Tuesday, October 08, 2013

Photo Backups, Again

I want to talk about photo backups again, because they're important. In these digital days, often the only copy of a photo you have is sitting on your hard drive... and that's not good. Back in the print days, at least you had negatives to back up your prints.

I'm talking about photo backups here, but this applies to any file you consider important, including videos, documents, emails, etc.

Experts quote the 3-2-1 rule:

  • Three copies of every important file...
  • Stored on at least two different media types (e.g. hard drive and DVD)... and
  • One offsite copy

Backing your photos up to an external hard drive is good but that is only 2 copies, on one type of media, and no offsite backup.

Offsite backup is important. What if you have a fire or a theft? Your computer and the external hard drive beside it (or in the same bag) are both toast and then you have nothing.

Here's where my photos live:

  1. My desktop computer;
  2. My home server;
  3. An external hard drive on a server in my office (offsite)

So I have three copies, on one media type (hard drives), with one offsite copy. Personally I don't think two media types are really that important, and the convenience of online hard drives trumps the inconvenience of shuffling DVDs. I have 510 GB of photos at the moment - that's a lot of DVDs.

This is my photo data flow:

  1. Take a picture with the camera (1 copy, on SD card)
  2. Import the photos into Lightroom from SD card (2 copies, SD card and laptop hard drive)
  3. Clear SD card (1 copy, on laptop hard drive)
  4. Move photos to desktop computer; Bittorrent Sync on my desktop automatically copies them to my office server (2 copies, 1 offsite)
  5. After each batch of photos, I run a batch script on my desktop that uses RoboCopy to duplicate the files to my home server (3 copies, 1 offsite)
This could be improved. I really should make a copy of the photos to some kind of removable drive immediately after step 2, because often the photos live on my laptop's hard drive for days before I get around to processing them.

Bittorrent Sync is fantastic for this application. I just move the photos to their permanent location on my desktop, and they are automatically copied offsite within minutes.

You could use a cloud backup service like Dropbox or Crashplan. I use Dropbox for sharing files between computers but there's not enough space there for all of my files. I also don't trust cloud backups with my data, but that's a different story.

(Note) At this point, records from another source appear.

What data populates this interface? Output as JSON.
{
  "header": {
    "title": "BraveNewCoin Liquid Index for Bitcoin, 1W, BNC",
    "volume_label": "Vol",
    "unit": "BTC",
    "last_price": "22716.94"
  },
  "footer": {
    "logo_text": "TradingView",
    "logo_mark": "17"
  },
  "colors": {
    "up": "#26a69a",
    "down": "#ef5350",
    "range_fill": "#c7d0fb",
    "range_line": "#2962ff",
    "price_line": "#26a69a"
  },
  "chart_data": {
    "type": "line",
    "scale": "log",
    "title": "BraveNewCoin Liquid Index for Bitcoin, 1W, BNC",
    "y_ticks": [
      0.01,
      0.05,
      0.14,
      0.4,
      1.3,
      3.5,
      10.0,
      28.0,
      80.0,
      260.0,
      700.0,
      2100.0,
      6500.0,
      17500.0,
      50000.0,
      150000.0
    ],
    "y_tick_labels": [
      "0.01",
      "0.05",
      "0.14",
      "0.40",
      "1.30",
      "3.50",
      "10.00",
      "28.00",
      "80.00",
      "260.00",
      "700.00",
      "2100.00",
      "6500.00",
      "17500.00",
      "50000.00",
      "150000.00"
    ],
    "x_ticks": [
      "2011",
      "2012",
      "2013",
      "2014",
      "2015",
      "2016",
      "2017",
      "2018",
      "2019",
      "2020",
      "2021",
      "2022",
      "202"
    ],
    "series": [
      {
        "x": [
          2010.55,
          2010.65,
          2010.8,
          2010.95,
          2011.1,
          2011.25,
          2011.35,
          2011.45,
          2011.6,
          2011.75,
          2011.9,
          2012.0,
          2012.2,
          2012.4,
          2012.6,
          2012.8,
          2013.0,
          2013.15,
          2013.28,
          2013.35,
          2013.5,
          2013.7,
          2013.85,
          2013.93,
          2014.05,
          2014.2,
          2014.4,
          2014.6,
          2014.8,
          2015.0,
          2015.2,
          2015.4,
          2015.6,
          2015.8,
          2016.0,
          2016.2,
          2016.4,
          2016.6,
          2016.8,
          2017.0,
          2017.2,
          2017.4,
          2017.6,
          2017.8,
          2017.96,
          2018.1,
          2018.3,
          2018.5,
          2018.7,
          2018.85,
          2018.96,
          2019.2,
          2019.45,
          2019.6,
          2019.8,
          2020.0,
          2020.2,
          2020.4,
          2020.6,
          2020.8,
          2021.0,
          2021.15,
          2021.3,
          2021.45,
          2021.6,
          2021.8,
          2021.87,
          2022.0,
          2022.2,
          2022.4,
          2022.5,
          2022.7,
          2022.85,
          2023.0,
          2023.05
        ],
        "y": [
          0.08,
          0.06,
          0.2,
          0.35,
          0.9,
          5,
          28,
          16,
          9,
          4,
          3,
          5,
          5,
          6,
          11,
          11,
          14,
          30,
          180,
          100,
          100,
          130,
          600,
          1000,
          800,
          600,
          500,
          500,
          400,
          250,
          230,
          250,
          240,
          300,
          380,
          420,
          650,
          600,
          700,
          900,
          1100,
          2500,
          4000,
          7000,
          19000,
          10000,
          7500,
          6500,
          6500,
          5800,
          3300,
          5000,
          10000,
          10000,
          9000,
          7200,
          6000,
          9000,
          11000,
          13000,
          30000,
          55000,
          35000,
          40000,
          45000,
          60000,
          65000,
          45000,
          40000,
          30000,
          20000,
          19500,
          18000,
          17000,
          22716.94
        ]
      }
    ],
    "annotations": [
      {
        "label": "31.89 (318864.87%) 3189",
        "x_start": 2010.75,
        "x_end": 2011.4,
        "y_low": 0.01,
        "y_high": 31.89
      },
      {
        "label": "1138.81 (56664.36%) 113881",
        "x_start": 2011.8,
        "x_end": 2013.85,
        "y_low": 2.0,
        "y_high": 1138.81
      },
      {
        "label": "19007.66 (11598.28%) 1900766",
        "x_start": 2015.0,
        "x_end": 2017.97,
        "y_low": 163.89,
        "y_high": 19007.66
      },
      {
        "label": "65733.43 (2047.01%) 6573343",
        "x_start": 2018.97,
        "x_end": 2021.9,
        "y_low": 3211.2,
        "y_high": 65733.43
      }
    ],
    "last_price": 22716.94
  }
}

I use a different method to copy to my home server because I want to be protected against accidental deletion. RoboCopy adds the files to my home server but never deletes, so if I accidentally delete a file from my permanent location, it will still be on my home server. When I do the copy to the home server, I get a log file in my Dropbox and I check it to make sure there aren't any "extra" files on my home server that aren't on my desktop.

How are you protected?

More resources:


Robert in Port Townsend said...

Excellent reminder, Steve. While fire and theft are important considerations, I lost more than 18,000 files, including the first three years of Oil-Electric stories, research files, and photographs - everything, when I replaced my hard drives, and made a fatal error in moving files from old disk to the new. I still smart over that. I send a USB drive to my sister once a month with irreplaceable files.

brux said...

I would not use a computer at your 'office'. Companies now have varying rules about what becomes 'company property'.

I usually swap one backup with a buddy who I trust and he keeps a copy at my place.

I have also started thinking of using my safety deposit box at my bank since thumb drives are the perfect size and the capacity keeps increasing.

Canadian Train Geek said...

Good point, brux. I don't do that any more - the off site copy is now at a family member's house.

If you have a safety deposit box, that would be a good choice.